In recent years, among other industries such as gaming, film, and defense, AR has gained substantial traction in the advancement of medical education. In a 2014 study by Kamphuis et al., the use of AR has been delineated in the learning process of complex skills such as developing clinical excellence. Such a professional domain that involves an interplay of safety and financial risk in its learning environment creates the space for a technology that has the ability to augment virtual components to the physical world. That’s where the power of AR comes in. It recreates a collaborative learning environment that bridges the gap between complex theoretical knowledge and the visual understanding of a medical process in a real environment developing the necessary psychomotor skills in the safest way possible. The use of AR has also extended into the sphere of patient education, where it is easy for a medical practitioner to explain complicacies of a disease pathology to a patient using various applications (apps). One example of such an app used by medical practitioners in ophthalmology is EyeDecide developed by OrcaMD. In this approach, AR is used to inform the patient through visual illustration the complicacies of eye diseases such as Age-related Macular Degeneration (AMD), as explained in Figure 2.
Figure 2. Illustration of the progression of Age-related Macular Degeneration (AMD) using AR: The above image depicts the use of AR in patient education to explain the progression in the pathology of Age-related Macular Degeneration in the gradually degenerating eye and the respective vision simultaneously. (Adapted from the iMedical Apps article).
In a 2014 study by Mountney et al., Augmented Reality has been described as a major application in laparoscopic soft tissue surgery. A major bottleneck in such therapeutic modalities that involves minimally invasive surgery (MIS) is image guidance, where a pre-operative image (CT/MRI) is registered with an intra-operative laparoscopic image. Such alignment is often a problem due to the limited viewing field of the laparoscopic camera. AR has been documented in the identification of such anatomical challenges by facilitating image guidance including visualization of sub-surfaces and eventual removal of tumors. Pre-planning of such complex surgeries can be propelled significantly by AR-derived medical technologies.
Needless to say, the development of AR has a tremendous potential to shape future healthcare.
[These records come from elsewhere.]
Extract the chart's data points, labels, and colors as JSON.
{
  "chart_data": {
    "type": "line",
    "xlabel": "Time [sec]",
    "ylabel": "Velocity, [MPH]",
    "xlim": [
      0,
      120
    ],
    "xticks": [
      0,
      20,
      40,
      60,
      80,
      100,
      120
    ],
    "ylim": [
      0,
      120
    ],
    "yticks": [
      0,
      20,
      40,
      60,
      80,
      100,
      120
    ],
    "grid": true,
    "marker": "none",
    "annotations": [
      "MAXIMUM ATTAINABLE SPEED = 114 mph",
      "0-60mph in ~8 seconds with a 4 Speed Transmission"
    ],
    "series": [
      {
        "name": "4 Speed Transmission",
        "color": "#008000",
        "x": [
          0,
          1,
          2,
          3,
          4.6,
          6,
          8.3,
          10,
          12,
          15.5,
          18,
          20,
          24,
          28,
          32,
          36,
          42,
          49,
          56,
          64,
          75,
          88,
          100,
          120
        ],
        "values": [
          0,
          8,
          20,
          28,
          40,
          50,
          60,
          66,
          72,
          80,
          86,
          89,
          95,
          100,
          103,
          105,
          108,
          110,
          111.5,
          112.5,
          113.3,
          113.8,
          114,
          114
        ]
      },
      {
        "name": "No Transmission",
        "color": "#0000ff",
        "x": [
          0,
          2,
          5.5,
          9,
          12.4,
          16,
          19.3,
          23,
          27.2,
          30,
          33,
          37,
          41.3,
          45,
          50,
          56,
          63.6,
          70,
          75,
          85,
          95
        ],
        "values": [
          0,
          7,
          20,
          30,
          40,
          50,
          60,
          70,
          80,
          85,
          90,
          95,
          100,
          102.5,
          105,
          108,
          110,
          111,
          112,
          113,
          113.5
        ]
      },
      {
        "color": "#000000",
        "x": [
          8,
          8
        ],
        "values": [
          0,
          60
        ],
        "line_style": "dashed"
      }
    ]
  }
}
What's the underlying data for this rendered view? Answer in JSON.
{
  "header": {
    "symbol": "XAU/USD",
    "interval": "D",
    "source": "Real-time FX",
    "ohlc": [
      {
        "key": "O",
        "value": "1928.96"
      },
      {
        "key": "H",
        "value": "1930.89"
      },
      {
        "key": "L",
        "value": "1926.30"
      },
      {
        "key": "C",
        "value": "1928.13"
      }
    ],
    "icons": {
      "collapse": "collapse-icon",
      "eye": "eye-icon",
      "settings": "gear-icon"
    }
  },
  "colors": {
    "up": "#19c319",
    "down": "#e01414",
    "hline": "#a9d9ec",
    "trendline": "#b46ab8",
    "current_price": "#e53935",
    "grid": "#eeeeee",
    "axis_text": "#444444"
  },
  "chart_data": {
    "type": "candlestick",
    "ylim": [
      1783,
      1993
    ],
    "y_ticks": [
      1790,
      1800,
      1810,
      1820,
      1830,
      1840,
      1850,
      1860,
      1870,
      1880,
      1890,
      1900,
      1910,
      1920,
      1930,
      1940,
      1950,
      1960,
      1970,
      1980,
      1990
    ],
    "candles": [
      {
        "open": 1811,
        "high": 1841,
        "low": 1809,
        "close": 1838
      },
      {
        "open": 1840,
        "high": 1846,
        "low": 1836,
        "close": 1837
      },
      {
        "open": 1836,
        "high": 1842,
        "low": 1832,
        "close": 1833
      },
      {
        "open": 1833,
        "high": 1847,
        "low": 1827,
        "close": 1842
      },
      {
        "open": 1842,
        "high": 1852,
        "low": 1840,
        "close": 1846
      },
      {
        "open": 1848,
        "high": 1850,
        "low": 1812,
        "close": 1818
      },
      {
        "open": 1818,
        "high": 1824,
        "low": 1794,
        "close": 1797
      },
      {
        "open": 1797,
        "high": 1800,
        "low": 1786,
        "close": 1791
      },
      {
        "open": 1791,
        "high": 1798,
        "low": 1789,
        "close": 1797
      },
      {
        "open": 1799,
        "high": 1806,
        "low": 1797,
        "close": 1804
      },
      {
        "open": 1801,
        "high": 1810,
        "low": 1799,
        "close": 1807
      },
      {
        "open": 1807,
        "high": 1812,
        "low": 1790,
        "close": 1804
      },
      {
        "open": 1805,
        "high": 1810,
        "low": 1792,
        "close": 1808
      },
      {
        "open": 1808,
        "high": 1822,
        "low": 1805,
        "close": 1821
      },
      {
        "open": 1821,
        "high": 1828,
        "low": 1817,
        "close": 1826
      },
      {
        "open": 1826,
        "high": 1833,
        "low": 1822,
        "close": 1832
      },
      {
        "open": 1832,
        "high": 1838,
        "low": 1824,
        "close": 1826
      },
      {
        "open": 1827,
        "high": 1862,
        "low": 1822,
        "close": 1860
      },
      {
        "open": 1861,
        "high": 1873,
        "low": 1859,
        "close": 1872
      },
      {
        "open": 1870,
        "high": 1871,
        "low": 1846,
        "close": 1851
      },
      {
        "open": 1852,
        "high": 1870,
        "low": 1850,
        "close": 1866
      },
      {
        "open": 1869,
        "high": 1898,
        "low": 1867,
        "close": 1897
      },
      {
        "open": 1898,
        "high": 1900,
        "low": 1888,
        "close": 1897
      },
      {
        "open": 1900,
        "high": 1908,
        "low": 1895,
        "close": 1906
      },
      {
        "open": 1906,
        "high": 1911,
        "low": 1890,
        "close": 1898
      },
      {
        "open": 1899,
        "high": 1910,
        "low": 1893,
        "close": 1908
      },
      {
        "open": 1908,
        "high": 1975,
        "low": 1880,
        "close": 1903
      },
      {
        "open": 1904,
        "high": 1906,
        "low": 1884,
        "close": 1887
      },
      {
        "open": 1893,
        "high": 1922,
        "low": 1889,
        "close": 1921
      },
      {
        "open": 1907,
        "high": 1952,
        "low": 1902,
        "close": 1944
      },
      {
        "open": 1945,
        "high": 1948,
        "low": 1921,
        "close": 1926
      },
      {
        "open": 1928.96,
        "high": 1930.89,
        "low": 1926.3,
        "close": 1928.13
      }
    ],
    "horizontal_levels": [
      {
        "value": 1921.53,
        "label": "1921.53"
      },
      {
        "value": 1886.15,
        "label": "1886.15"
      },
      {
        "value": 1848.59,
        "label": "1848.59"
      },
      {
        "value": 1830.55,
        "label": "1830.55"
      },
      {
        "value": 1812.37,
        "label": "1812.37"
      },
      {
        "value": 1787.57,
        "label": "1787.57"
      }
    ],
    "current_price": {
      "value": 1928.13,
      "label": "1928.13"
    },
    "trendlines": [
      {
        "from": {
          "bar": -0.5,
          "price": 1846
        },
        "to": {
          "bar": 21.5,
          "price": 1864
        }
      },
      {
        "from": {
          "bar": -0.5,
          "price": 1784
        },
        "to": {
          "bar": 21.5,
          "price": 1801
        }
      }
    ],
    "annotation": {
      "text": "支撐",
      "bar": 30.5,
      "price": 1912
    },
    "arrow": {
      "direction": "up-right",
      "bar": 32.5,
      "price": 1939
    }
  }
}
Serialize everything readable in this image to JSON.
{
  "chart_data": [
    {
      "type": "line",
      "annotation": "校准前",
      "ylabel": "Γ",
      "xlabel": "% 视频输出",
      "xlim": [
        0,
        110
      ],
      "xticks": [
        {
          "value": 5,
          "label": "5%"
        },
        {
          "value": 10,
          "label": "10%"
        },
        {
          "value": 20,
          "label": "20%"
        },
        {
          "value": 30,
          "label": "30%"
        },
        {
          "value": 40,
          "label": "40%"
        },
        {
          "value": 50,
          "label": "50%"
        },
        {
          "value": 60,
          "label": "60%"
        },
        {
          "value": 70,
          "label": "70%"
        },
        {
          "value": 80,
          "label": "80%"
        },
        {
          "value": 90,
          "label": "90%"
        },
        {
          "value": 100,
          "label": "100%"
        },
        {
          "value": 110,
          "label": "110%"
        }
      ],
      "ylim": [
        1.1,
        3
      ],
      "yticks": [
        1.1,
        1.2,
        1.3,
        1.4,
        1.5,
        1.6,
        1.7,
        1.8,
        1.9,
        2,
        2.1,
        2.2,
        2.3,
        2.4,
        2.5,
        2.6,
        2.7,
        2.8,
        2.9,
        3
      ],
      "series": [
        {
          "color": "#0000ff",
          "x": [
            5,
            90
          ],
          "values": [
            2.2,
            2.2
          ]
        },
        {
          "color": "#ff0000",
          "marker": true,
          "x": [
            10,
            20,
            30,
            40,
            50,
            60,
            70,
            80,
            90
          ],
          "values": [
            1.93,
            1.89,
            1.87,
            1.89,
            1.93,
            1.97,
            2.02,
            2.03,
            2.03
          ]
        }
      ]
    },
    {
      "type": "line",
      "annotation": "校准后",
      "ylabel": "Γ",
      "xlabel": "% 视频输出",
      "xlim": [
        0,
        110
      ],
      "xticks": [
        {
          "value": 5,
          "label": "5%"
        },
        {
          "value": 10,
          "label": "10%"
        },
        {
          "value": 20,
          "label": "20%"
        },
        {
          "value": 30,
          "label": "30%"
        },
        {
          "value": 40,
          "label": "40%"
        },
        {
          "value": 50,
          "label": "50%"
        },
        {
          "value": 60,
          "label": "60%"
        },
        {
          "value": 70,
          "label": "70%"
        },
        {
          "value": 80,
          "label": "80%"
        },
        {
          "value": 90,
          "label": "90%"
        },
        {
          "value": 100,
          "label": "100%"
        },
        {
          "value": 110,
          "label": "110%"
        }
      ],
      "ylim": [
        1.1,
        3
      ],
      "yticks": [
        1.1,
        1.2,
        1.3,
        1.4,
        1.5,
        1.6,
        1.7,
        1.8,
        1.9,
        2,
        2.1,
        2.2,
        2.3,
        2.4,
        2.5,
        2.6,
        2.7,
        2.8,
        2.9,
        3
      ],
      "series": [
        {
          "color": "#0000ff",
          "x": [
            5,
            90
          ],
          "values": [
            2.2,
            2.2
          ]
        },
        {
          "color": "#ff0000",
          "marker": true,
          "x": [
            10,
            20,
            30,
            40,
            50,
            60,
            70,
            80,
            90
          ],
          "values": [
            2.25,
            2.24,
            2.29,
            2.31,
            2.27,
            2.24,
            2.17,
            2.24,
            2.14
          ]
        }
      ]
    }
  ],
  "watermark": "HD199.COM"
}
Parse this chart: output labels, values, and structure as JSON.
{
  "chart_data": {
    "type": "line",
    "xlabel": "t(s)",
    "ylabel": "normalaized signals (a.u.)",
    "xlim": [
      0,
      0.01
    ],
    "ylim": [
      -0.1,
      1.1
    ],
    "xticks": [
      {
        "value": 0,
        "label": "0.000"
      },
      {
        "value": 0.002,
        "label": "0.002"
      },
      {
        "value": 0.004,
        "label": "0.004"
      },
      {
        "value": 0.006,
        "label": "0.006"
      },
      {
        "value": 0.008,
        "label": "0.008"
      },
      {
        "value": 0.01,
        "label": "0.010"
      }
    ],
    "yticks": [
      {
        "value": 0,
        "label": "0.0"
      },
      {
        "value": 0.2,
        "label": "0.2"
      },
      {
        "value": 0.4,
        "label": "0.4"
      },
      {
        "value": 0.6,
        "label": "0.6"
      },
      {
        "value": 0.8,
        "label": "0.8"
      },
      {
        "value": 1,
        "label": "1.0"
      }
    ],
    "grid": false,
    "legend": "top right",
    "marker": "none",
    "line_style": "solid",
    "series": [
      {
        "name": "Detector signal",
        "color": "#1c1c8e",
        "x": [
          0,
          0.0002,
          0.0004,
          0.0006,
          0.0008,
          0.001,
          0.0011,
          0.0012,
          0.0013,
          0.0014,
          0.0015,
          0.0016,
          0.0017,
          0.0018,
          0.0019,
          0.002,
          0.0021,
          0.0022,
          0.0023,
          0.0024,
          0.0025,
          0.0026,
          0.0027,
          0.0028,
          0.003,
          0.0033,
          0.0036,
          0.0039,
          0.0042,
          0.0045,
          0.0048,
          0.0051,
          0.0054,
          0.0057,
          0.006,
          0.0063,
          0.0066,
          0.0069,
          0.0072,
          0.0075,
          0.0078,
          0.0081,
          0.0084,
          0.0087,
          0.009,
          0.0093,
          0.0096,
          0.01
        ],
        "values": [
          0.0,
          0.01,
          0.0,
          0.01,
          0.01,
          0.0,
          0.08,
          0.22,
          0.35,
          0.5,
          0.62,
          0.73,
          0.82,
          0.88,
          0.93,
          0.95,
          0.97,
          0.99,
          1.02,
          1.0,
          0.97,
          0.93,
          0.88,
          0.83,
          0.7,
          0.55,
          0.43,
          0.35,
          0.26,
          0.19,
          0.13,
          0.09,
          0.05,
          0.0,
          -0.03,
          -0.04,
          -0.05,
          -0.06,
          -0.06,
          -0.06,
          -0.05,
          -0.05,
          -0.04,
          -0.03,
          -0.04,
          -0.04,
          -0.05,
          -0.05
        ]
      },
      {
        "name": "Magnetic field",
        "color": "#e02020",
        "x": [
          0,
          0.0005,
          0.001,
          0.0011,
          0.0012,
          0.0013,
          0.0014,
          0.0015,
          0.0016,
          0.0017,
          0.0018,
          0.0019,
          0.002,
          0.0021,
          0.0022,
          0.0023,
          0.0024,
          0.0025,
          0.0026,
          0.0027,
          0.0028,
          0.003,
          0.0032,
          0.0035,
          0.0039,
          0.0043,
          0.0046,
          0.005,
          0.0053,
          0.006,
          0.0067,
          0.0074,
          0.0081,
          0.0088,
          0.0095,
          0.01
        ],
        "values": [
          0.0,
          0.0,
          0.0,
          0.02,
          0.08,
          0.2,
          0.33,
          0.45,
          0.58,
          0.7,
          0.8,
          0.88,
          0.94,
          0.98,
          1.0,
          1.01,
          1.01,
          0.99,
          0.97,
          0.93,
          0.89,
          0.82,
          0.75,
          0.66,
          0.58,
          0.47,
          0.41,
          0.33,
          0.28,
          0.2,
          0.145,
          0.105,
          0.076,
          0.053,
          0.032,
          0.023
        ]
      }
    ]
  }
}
Based on a study published in Medtech Boston, due to AR’s and VR’s (Virtual Reality) accelerating importance in medical education and training, surgical planning, telementoring, therapies, patient care, and experience, the use of this technology is expected to experience a rapid growth over the next few years. The projected revenue breakdown illustrated in the infographic (Figure 3; based on data generated by Goldman Sachs Global Investment Research) clearly suggests a higher adoption rate of VR & AR based applications in the health-care industry. Nearly 14% market penetrance by healthcare in the VR and AR applications industry is promising and can be extrapolated majorly due to the prospect of the advancement of medical education and patient care through increased AR/VR applications in the years to come.
Figure 3. Revenue opportunity of VR and AR applications. The figure illustrates the potential revenue of VR and AR applications in 2025 under base case scenario. (Source: Goldman Sachs Global Investment Research & Statista; Proximie blog & Touchstone Research Infographic).